«Mi sono pentito per liberarmi la coscienza da tanti fardelli e perché mi è capitato un fatto del tutto straordinario e spirituale. Sono andato in chiesa e mi è apparsa la Madonna ed allora mi sono pentito». Sono le motivazioni inedite con le quali Andrea Mantella ha inteso spiegare al Tribunale collegiale di Vibo Valentia ed al pm della Dda di Catanzaro, Annamaria Frustaci, la sua scelta di “saltare il fosso” ed iniziare dal maggio del 2016 a collaborare con la giustizia. L’ha fatto nel processo che vede imputati a vario titolo dei reati usura, danneggiamento ed estorsione: Guglielmo Ciurleo, 56 anni, idraulico di Filogaso, i fratelli Vincenzo e Franco Teti, di 66 e 41 anni, e Francesco Cracolici, 42 anni, di Maierato. Parte offesa nel processo, Nunzio Buttafuoco, assistito dall’avvocato Giovanna Fronte.

 

Andrea Mantella, collegato in video-conferenza da una località riservata con l’aula bunker del nuovo Tribunale di Vibo, ha quindi giustificato la scelta di collaborare anche con il desiderio di «cambiare vita dopo aver scontato una condanna per associazione mafiosa rimediata nel processo nato dall’operazione denominata Goodfellas».

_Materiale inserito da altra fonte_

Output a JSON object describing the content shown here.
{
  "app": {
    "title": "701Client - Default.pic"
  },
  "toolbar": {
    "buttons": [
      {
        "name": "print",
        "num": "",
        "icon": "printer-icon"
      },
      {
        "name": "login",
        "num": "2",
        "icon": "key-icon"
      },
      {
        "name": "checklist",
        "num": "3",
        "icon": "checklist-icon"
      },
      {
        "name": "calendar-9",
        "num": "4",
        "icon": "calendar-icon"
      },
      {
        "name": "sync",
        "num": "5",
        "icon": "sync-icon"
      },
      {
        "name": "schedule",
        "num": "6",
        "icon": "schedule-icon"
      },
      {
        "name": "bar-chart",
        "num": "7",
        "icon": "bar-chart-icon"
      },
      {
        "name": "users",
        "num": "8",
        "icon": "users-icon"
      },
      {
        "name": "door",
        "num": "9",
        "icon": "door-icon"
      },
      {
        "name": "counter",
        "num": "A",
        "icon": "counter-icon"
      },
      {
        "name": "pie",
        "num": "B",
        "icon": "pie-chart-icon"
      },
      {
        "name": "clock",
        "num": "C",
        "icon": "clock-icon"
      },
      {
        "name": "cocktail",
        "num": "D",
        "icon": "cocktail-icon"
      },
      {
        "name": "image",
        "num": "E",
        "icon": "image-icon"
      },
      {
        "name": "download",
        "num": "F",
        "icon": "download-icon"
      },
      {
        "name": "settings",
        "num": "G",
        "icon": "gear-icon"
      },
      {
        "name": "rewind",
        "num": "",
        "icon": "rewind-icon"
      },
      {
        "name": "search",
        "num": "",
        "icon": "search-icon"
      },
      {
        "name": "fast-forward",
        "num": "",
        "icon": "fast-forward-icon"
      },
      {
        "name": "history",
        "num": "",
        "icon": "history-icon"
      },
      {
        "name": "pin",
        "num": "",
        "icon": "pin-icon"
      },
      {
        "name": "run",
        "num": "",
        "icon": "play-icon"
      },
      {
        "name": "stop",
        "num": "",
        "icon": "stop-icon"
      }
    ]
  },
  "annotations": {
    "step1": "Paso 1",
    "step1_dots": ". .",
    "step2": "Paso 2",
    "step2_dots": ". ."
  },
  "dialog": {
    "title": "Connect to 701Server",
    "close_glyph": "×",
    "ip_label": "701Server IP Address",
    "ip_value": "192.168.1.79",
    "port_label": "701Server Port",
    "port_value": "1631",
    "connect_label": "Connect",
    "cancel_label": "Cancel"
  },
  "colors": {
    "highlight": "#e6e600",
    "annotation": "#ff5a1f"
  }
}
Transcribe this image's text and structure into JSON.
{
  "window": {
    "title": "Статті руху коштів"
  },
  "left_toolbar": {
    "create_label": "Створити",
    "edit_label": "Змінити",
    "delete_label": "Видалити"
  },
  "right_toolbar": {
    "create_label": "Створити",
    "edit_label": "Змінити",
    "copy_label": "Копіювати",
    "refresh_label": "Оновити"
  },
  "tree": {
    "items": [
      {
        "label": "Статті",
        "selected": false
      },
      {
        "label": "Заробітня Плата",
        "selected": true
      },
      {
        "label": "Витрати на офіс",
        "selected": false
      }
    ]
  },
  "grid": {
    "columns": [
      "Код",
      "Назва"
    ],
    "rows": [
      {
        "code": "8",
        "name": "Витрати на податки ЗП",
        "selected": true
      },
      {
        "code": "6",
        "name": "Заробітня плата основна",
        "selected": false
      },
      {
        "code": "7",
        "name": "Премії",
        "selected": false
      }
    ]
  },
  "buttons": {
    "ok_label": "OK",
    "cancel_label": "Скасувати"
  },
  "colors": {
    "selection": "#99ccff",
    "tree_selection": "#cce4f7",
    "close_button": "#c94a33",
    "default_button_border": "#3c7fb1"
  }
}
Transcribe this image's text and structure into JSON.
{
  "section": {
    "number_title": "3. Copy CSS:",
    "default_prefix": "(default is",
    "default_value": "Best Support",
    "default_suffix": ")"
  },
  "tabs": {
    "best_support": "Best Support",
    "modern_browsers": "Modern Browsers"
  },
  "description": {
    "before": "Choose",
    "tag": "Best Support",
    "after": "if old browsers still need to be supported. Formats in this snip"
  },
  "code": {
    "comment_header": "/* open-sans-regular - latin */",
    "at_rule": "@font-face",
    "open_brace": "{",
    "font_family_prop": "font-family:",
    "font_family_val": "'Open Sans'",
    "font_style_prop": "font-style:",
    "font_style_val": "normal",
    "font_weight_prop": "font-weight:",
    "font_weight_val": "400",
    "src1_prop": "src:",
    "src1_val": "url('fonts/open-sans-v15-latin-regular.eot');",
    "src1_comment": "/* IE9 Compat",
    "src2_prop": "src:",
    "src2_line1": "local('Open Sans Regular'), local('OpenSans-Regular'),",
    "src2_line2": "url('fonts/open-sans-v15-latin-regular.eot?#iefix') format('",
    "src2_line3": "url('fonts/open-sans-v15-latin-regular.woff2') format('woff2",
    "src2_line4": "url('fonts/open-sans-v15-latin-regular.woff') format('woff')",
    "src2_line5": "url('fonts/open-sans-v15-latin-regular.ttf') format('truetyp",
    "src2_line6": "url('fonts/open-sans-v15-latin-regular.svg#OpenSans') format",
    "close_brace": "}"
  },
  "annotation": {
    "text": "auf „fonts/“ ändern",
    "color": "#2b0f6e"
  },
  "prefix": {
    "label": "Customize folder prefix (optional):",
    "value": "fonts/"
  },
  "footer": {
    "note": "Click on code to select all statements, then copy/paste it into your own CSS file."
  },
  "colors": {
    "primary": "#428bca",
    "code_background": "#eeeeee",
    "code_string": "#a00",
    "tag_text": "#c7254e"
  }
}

Otto gli omicidi ai quali Andrea Mantella - ex elemento di spicco del clan Lo Bianco di Vibo col tempo a capo di un autonomo gruppo – ha confessato di aver preso parte in prima persona di cui tre commessi quando era ancora minorenne. Capacità criminali che l’avrebbero fatto entrare nelle grazie del boss Carmelo Lo Bianco, detto “Piccinni” (deceduto nel marzo 2014 in carcere a Parma) e che gli avrebbero fatto conquistare “sul campo” la dote di ‘ndrangheta dello “sgarrista”. Un percorso criminale iniziato insieme al suo braccio-destro, Francesco Scrugli, ucciso nel marzo del 2012 dal clan Patania in quanto ritenuto, insieme al clan dei Piscopisani, fra i responsabili della morte del boss Fortunato Patania (ucciso nel settembre del 2011 nella sua stazione di carburanti nella Valle del Mesima).